O Ministério das Finanças espanhol, sob a liderança de María Jesús Montero, está ativamente reformas legislativas para reforçar o controlo sobre a monitorização das criptomoedas no país. O ponto central destas reformas é o artigo 162.º da Lei Geral Tributária, no qual estão a ser desenvolvidas alterações para conferir maior poder à Agência Tributária espanhola.
Ministério das Finanças da Espanha implementa nova reforma tributária
O objetivo principal é permitir que a agênciadente apreenda ativos digitais pertencentes a contribuintes com dívidas pendentes, possibilitando assim a quitação de obrigações tributárias por meio de criptomoedas. Uma mudança significativa entrou em vigor em 1º de fevereiro por meio de um decreto real, ampliando o escopo das entidades com poderes de arrecadação de impostos.
Anteriormente, apenas bancos, caixas econômicas e cooperativas de crédito podiam reportar ao Tesouro. Essa mudança indica uma estratégia mais ampla do Tesouro para combater a sonegação fiscal de forma mais agressiva. Um aspecto fundamental dessa estratégia envolve obrigar bancos e instituições de moedatrona reportar todas as transações com cartão.
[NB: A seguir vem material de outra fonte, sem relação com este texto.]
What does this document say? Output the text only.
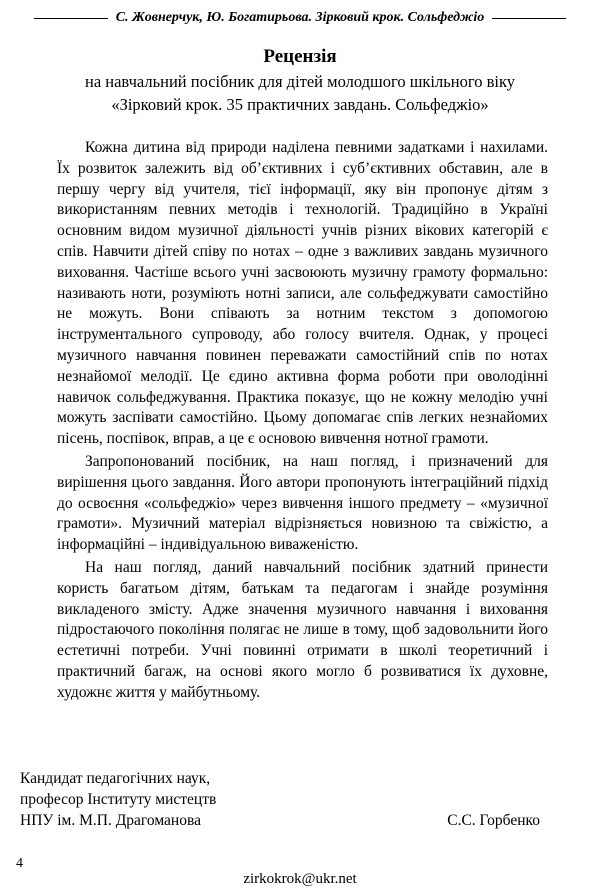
С. Жовнерчук, Ю. Богатирьова. Зірковий крок. Сольфеджіо
Рецензія
на навчальний посібник для дітей молодшого шкільного віку
«Зірковий крок. 35 практичних завдань. Сольфеджіо»

Кожна дитина від природи наділена певними задатками і нахилами. Їх розвиток залежить від об’єктивних і суб’єктивних обставин, але в першу чергу від учителя, тієї інформації, яку він пропонує дітям з використанням певних методів і технологій. Традиційно в Україні основним видом музичної діяльності учнів різних вікових категорій є спів. Навчити дітей співу по нотах – одне з важливих завдань музичного виховання. Частіше всього учні засвоюють музичну грамоту формально: називають ноти, розуміють нотні записи, але сольфеджувати самостійно не можуть. Вони співають за нотним текстом з допомогою інструментального супроводу, або голосу вчителя. Однак, у процесі музичного навчання повинен переважати самостійний спів по нотах незнайомої мелодії. Це єдино активна форма роботи при оволодінні навичок сольфеджування. Практика показує, що не кожну мелодію учні можуть заспівати самостійно. Цьому допомагає спів легких незнайомих пісень, поспівок, вправ, а це є основою вивчення нотної грамоти.

Запропонований посібник, на наш погляд, і призначений для вирішення цього завдання. Його автори пропонують інтеграційний підхід до освоєння «сольфеджіо» через вивчення іншого предмету – «музичної грамоти». Музичний матеріал відрізняється новизною та свіжістю, а інформаційні – індивідуальною виваженістю.

На наш погляд, даний навчальний посібник здатний принести користь багатьом дітям, батькам та педагогам і знайде розуміння викладеного змісту. Адже значення музичного навчання і виховання підростаючого покоління полягає не лише в тому, щоб задовольнити його естетичні потреби. Учні повинні отримати в школі теоретичний і практичний багаж, на основі якого могло б розвиватися їх духовне, художнє життя у майбутньому.

Кандидат педагогічних наук,
професор Інституту мистецтв
НПУ ім. М.П. Драгоманова	С.С. Горбенко
4
zirkokrok@ukr.net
Apesar dessas medidas proativas, a rápida implementação das mudanças apresenta desafios regulatórios. A Espanha está navegando por um cenário dinâmico, buscando ativamente diversas regulamentações para governar o uso de criptomoedas.
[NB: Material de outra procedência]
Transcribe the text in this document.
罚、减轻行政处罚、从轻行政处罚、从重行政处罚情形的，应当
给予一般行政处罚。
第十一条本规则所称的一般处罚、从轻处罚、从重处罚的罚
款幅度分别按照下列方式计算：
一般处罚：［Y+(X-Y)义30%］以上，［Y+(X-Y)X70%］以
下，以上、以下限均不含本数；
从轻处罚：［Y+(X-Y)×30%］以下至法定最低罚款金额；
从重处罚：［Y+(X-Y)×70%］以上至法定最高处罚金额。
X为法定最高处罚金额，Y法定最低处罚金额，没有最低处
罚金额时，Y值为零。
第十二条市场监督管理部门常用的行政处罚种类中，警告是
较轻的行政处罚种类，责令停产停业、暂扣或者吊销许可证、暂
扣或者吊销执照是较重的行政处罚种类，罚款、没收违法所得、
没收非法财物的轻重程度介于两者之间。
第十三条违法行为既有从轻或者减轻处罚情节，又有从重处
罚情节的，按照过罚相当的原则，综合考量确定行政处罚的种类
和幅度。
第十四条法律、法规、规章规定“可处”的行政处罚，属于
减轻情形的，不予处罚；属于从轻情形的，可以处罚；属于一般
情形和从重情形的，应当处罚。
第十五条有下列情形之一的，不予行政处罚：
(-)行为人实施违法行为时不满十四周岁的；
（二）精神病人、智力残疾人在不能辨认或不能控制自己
Em outubro de 2023, o Ministério da Economia e Transformação Digital da Espanha anunciou que o primeiro quadro abrangente da União Europeia para criptomoedas, o Regulamento sobre Mercados de Criptoativos (MiCA), deverá ser adotado em todo o país até dezembro de 2025, seis meses antes do prazo oficial.
Um aspecto crucial dos esforços do Ministério envolve garantir o cumprimento das obrigações fiscais relacionadas à posse de criptomoedas.dentespanhóis que detêm criptoativos em plataformas não espanholas têm um prazo para declarar essa situação às autoridades fiscais.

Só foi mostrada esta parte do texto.